Rediscovering Jacob Riis: Exposure Journalism and Photography in Turn-of-the-Century New York by Bonnie Yochelson and Daniel Czitrom The New Press, 2007
Slum is a word of unknown origin, circa 1800. It described an overcrowded, squalid back street or district in a city. It’s no longer in use: poverty-stricken areas in U.S. cities are now referred to as disadvantaged, the housing in them as substandard. The residents now work for their welfare allotments, a Democratic reform pushed through Congress by President Bill Clinton.
Despite the change in nomenclature and the building of some new high-priced housing, very large numbers of poor people live today in upper Manhattan and throughout the Bronx, Brooklyn, and Queens. Their existences are not often publicized, except in the numerous crime stories about them.
However, in the old, old days, the city had chroniclers who knew the difference between low- and highclass dwelling places — Stephen Crane, Lincoln Steffens, Theodore Dreiser, Frank Norris, Jacob A. Riis.
“Jake” Riis, reporter, photographer, reformer and author, was a forerunner of the early-20thcentury muckrakers. Riis accomplished miracles, which are rerecorded and refreshed in a new book entitled, Rediscovering Jacob Riis: Exposure Journalism and Photography in Turn-of-the-Century New York. It’s by Bonnie Yochelson, former curator of prints and photographs at the Museum of the City of New York, and Daniel Czitrom, professor of history at Mount Holyoke College.
The authors summarize Riis’ career, review the facts and history of poverty in 19th-century New York, and look closely at Riis’ photographic achievements. Unfortunately, their prose is static and dull, but Riis’ pictures, classic studies of urban America, are still revealing and shocking. Many of those photographs are reproduced in this volume, including “Bohemian Cigar Workers,” showing a father and young son at work; “Five Cents a Spot,” lodgers in a Bayard St. tenement; “The Tramp”; “I Scrubs.”
Riis was an immigrant from Denmark who arrived in New York in 1870 at the age of 21. He drifted into journalism, becoming a reporter for the New York News Association, the South Brooklyn Times, New York Tribune, and New York Sun. Covering police news, he got to know slum conditions, misery, hopelessness, the tenements and streets.
As a reformer, Riis labored to reveal slum life until his book, How the Other Half Lives, appeared in 1890. Subsequently, he received the support of Theodore Roosevelt, then head of the New York police board.
Riis campaigned for a clean water supply, purchase of the Croton watershed, child labor regulations and their enforcement, school playgrounds, improved building codes.
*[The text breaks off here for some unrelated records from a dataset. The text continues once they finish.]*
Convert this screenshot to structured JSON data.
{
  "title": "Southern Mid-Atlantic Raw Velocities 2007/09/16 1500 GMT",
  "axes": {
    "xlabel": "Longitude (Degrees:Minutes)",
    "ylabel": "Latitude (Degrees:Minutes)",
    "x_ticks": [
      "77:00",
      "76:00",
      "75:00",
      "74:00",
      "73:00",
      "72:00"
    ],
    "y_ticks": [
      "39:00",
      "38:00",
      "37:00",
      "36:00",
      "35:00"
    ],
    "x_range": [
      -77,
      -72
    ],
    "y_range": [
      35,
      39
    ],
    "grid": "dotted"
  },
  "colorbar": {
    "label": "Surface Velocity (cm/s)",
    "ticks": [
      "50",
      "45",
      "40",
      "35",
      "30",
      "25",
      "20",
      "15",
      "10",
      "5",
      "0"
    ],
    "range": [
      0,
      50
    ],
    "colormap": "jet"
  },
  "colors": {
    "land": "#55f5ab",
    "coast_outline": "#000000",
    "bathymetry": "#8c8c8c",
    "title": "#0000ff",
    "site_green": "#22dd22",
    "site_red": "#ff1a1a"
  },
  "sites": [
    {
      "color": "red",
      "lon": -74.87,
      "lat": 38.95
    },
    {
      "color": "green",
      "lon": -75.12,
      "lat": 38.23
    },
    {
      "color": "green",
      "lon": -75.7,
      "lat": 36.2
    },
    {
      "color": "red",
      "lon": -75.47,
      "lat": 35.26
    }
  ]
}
He also published The Children of the Poor (1892), Out of Mulberry Street (1898), The Battle with the Slum (1902) and Children of the Tenements (1903).
He and his work were commemorated by the establishment of Jacob Riis Park in the Rockaways, Queens, where the ocean surf is liveliest. A biography of Riis was published by L. Ware in 1938.
The problem is that just as fearsome conditions continue to exist in New York, they prevail throughout the world. In 2003, the U.N. Human Settlements Program (UN-HABITAT) issued a report, The Challenge of Slums. It estimated the total number of slum dwellers in the world at about 924 million in 2001, some 32 percent of the urban population. The number was likely to more than double in the next 30 years, the report said.
Over the past decade or so, it stated, efforts to improve the living conditions of slum dwellers (especially in Africa and many parts of the Middle East, Latin America, and Asia) have been feeble and incoherent.
UN-HABITAT recommended that policy makers promote good urban governance systems, establish enabling institutional frameworks involving all partners, implement and monitor pro-poor city development strategies, encourage initiatives of slum-dwellers and recognize the role of women, and involve tenants and owners in finding solutions prioritizing collective interests.
Who and which newspapers, press agencies and television and radio stations are covering today’s story of the slums? Who is calling them by their right name?